O crime teria sido motivado pelo fato de o menino não ter dado "bom dia" ao pai, o missionário norte-americano Dandre Jermaine Grayson, de 33 anos, que está preso preventivamente. A mãe da criança também foi detida por omissão.
A revelação do coração deslocado humaniza a tragédia e expõe a dimensão exata do sofrimento da vítima. De acordo com o depoimento de uma das médicas que atendeu Oliver à Polícia Civil, a força dos socos contínuos desferidos contra o tórax e o abdômen do menino causou um impacto traumático raramente visto, movendo o órgão de sua posição anatômica original.
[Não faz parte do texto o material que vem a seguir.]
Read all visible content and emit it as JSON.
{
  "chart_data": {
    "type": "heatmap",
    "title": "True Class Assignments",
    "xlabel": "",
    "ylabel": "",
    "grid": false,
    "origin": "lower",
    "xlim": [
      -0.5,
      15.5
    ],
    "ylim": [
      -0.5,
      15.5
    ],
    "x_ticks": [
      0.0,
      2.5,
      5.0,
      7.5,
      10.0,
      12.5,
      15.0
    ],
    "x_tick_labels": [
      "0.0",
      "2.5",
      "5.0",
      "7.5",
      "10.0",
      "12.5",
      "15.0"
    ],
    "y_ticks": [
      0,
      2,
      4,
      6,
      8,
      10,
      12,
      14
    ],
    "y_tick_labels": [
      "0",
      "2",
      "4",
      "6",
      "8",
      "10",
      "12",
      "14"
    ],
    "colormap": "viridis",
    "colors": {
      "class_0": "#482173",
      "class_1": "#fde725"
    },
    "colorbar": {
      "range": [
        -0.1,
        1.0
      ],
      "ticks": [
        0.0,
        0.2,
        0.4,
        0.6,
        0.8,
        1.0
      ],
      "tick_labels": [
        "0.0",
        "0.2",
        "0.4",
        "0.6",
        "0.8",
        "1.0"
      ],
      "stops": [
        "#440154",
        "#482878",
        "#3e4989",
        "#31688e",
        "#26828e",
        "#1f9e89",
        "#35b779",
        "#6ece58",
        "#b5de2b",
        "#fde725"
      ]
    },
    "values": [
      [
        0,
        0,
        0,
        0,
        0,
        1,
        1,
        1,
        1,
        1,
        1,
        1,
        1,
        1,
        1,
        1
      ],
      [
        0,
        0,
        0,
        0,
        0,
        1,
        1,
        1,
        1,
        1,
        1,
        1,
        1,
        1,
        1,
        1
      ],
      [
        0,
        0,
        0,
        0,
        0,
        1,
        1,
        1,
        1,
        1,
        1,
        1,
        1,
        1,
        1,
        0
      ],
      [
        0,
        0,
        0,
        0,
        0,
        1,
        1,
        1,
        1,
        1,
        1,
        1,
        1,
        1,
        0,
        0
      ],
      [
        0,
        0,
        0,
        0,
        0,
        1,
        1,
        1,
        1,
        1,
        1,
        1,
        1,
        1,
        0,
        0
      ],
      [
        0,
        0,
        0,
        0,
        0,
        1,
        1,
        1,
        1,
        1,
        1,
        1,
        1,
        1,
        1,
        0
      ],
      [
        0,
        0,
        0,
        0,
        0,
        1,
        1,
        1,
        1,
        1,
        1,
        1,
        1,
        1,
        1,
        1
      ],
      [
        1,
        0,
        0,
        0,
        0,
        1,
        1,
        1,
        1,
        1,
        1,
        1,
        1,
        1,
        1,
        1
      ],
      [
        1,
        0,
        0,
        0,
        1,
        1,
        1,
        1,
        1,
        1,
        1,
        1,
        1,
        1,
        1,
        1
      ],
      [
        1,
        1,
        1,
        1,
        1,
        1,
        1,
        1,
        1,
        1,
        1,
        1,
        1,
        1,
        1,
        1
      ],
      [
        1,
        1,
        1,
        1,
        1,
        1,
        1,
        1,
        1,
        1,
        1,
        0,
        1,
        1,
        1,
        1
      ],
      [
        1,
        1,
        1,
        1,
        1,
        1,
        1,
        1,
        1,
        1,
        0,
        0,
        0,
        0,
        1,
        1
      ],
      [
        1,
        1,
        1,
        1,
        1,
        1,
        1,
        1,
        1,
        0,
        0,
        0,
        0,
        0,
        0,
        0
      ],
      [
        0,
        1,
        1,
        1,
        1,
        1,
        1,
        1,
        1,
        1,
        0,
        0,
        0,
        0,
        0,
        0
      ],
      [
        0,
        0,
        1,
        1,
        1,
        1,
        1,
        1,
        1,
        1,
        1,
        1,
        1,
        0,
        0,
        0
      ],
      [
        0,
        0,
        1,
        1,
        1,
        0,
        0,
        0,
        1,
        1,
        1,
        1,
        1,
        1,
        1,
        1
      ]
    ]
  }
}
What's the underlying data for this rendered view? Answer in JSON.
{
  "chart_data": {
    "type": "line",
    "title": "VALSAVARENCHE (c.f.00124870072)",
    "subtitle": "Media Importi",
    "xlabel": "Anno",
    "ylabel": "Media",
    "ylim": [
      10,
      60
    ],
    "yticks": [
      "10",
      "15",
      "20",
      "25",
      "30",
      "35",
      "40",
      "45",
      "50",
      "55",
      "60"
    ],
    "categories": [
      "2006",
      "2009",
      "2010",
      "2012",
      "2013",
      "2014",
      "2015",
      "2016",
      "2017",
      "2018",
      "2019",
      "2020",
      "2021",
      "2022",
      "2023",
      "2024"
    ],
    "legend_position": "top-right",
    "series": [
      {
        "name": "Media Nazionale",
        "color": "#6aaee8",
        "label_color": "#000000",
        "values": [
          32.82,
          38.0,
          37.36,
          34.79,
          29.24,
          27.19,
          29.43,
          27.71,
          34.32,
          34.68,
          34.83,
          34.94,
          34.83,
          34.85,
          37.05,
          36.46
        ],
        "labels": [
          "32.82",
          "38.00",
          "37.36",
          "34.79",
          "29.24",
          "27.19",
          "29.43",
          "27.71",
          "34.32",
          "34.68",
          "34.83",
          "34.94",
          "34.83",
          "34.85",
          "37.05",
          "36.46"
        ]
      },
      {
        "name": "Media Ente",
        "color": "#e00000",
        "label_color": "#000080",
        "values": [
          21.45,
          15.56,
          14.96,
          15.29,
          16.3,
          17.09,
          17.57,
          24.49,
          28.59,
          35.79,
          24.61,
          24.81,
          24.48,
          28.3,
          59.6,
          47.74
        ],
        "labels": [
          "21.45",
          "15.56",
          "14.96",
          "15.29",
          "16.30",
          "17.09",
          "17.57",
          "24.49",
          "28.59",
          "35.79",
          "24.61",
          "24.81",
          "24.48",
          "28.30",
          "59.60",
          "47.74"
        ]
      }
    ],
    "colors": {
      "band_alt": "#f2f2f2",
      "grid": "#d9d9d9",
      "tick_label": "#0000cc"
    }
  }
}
A equipe médica detalhou à delegada Luana Medeiros que o corpo do menino carregava marcas de uma barbárie que vai muito além dos "três socos" alegados pelo agressor:
Deslocamento cardíaco: provocado por sucessivos traumas fechados de alta energia no tórax.
Afundamento craniano: resultado de ter a cabeça violentamente batida contra o chão.
Fratura total do fêmur: o osso mais forte do corpo humano, completamente quebrado pela força dos golpes.
"A médica nos explicou que o coração do menino chegou a mudar de lugar de tão forte que foi o espancamento", declarou a delegada responsável. Para os especialistas, as lesões são incompatíveis com um ato impulsivo, evidenciando uma sessão de tortura.
O caso aconteceu no distrito de Águas Claras. Após o espancamento, o próprio pai levou o filho ao hospital de Viamão na tentativa de despistar o crime. A gravidade das lesões, no entanto, alertou os plantonistas, que acionaram a Brigada Militar. O norte-americano foi preso em flagrante no local.
Com a confirmação do óbito de Oliver na quinta-feira, a tipificação do crime mudou. A Polícia Civil do Rio Grande do Sul agora aguarda os laudos oficiais do Instituto-Geral de Perícias (IGP) para fechar o inquérito. O casal responderá pelos crimes de homicídio duplamente qualificado, tortura e omissão.